OUTpatient Intravenous LASix Trial in Reducing Hospitalization for Acute Decompensated Heart Failure

Status:
Completed
Trial end date:
2017-12-22
Target enrollment:
0
Participant gender:
All
Summary
Single-center, prospective double-blinded randomized control trial to evaluate the the feasibility, efficacy and safety of outpatient IV diuretic therapy in treatment of heart failure.
Phase:
Phase 4
Accepts Healthy Volunteers?
No
Details
Lead Sponsor:
New York Presbyterian Brooklyn Methodist Hospital
Treatments:
Furosemide
Criteria
Inclusion Criteria:

- Patients being admitted with ADHF over 18 years old

- Known history of systolic or diastolic dysfunction of greater than 6 weeks

- NYHA Class II-IV

- Heart failure as defined in [Table 1]. One symptom must be present at time of
screening and one sign must be present in the last 12 months

- Elevated pro-BNP >/= 360 pg/ml and not explained by any other etiology

- Willing to consent and comply with scheduled visits and phone calls

Table 1. Criteria for Diagnosing Heart Failure

SYMPTOMS (at least 1 must be present at time of screening):

- Paroxysmal nocturnal dyspnea

- Orthopnea

- Dyspnea on mild or moderate exertion

SIGNS (at least 1 must be present in the last 12 months)

- Any rales post cough

- Jugular venous pressure >/= 10 cm H20

- Lower extremity edema

- Chest X-Ray (CXR) demonstrating pleural effusion, pulmonary congestion, or
cardiomegaly

Exclusion Criteria:

- Systolic blood pressure <85 mmHg

- Signs of significant respiratory distress, according to the discretion of the
investigator.

- Biventricular Implantable Cardioverter-Defibrillator(ICD) placement within 15 days,
cardiogenic shock or volume depletion

- Chronic dialysis

- Acute renal failure defined as creatinine > 2 x baseline

- Severe systemic illness with life expectancy judged less than three years

- Chronic pulmonary disease requiring home O2, oral steroid therapy or hospitalization
for exacerbation within 12 months, or significant chronic pulmonary disease in the
opinion of the investigator

- Primary hemodynamically significant uncorrected valvular heart disease, obstructive,
or regurgitant, or any valvular disease expected to lead to surgery during the trial.

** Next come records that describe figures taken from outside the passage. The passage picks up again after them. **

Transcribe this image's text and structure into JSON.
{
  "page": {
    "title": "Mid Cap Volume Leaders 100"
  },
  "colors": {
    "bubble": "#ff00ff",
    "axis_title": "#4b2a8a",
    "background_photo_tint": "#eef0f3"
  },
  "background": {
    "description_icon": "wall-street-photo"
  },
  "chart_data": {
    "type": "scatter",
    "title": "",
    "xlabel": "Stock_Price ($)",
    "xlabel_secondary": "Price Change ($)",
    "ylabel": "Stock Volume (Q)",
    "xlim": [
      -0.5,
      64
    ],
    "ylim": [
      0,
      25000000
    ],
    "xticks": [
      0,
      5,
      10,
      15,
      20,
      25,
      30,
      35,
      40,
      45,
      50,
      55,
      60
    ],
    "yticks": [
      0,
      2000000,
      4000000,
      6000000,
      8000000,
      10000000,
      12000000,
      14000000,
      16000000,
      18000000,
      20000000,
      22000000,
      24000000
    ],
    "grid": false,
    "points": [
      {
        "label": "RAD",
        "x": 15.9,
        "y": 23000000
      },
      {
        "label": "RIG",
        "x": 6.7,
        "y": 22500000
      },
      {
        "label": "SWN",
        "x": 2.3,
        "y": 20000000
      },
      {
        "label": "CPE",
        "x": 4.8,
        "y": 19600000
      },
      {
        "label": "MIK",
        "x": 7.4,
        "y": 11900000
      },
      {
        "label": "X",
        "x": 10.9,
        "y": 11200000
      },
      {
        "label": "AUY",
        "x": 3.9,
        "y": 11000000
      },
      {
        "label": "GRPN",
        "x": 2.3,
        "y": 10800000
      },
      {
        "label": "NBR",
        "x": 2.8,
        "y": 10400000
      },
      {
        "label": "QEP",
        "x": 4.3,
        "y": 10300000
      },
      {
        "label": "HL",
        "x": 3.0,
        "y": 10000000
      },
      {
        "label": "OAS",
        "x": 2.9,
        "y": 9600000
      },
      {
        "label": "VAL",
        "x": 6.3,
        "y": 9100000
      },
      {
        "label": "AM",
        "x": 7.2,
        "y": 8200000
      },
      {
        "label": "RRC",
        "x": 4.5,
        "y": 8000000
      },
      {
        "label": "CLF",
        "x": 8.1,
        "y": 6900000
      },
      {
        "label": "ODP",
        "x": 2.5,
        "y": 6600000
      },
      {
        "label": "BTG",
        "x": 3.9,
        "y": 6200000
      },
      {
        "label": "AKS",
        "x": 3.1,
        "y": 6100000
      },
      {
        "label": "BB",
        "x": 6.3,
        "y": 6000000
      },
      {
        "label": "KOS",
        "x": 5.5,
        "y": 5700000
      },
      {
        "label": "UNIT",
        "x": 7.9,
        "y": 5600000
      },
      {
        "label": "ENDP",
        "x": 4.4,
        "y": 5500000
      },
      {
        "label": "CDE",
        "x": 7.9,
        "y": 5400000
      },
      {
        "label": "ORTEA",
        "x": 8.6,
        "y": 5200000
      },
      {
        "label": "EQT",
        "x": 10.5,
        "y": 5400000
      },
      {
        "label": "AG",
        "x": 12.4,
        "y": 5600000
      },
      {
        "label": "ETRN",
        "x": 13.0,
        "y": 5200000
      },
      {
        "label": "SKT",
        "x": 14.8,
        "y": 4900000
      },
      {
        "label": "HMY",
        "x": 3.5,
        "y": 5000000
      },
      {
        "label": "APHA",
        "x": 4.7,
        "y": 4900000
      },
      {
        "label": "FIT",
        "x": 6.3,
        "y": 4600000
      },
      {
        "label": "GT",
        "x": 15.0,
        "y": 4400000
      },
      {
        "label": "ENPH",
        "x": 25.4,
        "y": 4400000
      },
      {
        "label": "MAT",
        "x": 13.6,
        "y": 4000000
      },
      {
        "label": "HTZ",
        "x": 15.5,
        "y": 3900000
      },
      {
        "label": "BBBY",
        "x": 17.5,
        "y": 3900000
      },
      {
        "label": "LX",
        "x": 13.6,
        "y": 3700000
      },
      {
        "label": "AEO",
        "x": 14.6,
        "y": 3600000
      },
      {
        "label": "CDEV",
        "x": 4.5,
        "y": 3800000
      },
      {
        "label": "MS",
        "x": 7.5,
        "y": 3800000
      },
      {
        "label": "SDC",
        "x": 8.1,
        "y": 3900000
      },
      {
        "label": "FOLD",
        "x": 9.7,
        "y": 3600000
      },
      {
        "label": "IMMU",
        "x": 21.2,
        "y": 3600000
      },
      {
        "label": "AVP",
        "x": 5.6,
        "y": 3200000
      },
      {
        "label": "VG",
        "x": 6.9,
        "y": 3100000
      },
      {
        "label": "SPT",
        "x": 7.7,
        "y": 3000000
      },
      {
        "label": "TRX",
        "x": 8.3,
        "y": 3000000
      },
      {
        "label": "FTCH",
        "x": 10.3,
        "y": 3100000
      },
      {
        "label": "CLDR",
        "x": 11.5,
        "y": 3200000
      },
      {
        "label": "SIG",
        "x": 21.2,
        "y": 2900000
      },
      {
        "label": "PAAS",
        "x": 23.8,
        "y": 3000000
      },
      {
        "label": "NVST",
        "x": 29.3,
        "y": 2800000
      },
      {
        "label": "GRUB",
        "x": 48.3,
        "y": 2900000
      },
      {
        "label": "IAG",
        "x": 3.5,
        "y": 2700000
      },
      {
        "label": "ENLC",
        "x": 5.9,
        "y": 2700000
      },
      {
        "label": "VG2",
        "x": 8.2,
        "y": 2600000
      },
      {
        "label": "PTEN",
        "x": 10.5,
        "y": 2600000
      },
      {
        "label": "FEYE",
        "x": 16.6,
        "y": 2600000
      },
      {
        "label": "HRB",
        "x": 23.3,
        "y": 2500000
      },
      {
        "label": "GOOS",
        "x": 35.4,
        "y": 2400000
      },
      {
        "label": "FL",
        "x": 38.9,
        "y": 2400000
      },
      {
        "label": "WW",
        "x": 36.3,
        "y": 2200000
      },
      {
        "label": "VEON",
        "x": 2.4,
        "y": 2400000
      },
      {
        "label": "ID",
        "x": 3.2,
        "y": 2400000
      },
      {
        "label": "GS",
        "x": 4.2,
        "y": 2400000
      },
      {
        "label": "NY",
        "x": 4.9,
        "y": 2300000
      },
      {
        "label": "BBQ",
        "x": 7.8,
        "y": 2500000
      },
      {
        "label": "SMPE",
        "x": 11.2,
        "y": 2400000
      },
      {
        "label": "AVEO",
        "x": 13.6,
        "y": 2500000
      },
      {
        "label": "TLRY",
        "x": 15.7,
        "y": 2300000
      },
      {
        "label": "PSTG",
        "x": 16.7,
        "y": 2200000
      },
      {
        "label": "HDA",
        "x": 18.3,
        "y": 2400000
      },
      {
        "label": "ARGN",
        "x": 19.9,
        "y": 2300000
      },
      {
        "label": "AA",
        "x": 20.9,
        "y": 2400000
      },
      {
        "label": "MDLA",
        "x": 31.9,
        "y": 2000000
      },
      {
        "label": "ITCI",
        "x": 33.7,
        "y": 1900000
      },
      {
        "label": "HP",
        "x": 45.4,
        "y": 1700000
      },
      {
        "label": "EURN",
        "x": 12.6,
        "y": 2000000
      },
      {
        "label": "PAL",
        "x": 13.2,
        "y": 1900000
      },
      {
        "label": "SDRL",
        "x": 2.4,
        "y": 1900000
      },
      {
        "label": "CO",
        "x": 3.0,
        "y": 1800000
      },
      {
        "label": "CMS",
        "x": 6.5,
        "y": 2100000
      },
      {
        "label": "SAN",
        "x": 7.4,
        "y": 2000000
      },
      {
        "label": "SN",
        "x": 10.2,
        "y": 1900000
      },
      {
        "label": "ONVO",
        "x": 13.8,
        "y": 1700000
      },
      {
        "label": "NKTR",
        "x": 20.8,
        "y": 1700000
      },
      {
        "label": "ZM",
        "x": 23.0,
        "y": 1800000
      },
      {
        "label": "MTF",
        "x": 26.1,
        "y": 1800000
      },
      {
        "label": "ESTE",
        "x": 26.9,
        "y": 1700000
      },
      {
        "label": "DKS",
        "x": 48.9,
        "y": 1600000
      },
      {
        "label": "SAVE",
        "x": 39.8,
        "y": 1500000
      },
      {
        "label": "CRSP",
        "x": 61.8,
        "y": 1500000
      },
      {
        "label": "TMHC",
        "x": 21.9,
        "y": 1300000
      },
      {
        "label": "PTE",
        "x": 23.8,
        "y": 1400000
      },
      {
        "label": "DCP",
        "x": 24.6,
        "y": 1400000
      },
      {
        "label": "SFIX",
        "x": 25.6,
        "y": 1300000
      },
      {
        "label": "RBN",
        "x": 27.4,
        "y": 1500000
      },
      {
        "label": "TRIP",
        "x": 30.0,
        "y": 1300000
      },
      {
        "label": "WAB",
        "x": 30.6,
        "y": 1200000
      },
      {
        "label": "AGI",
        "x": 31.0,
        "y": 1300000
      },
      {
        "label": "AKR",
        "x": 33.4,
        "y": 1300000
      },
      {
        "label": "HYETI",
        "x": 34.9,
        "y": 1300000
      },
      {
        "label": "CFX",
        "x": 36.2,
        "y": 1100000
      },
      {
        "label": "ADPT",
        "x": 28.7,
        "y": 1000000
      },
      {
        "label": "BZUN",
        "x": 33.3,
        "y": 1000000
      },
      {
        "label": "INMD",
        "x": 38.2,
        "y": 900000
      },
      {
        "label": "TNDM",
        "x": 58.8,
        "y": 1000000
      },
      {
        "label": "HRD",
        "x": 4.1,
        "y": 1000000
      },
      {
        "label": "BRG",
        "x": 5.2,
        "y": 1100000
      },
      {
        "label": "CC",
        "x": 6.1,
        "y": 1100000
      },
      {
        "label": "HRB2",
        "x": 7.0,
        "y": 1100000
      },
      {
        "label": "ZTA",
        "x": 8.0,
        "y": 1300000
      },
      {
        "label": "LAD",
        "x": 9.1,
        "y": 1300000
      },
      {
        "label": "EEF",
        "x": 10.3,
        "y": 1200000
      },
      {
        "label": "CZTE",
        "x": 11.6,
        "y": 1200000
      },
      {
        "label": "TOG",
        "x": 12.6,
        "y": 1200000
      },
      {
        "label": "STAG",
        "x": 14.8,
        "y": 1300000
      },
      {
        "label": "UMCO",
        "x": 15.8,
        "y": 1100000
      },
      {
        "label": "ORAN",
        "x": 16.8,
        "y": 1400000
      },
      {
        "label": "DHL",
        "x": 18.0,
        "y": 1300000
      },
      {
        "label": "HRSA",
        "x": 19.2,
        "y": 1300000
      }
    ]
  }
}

- Atrial fibrillation with resting heart rate >90 bpm

- Myocardial infarction in past 90 days

- Percutaneous coronary intervention in past 30 days

- Heart transplant recipient or currently implanted left ventricular assist device

- Stroke in past 90 days

- No acute infection especially requiring IV antibiotics

- Allergy to Lasix

- Known chronic hepatic disease, defined as aspartate aminotransferase (AST) and alanine
aminotransferase (ALT) levels > 3.0 times the upper limit of normal

- Non-verbal patients, patients who cannot speak or understand English, patients with
dementia and psychiatric illness, patients who are blind or deaf and patients who are
transferred to different hospital will be excluded.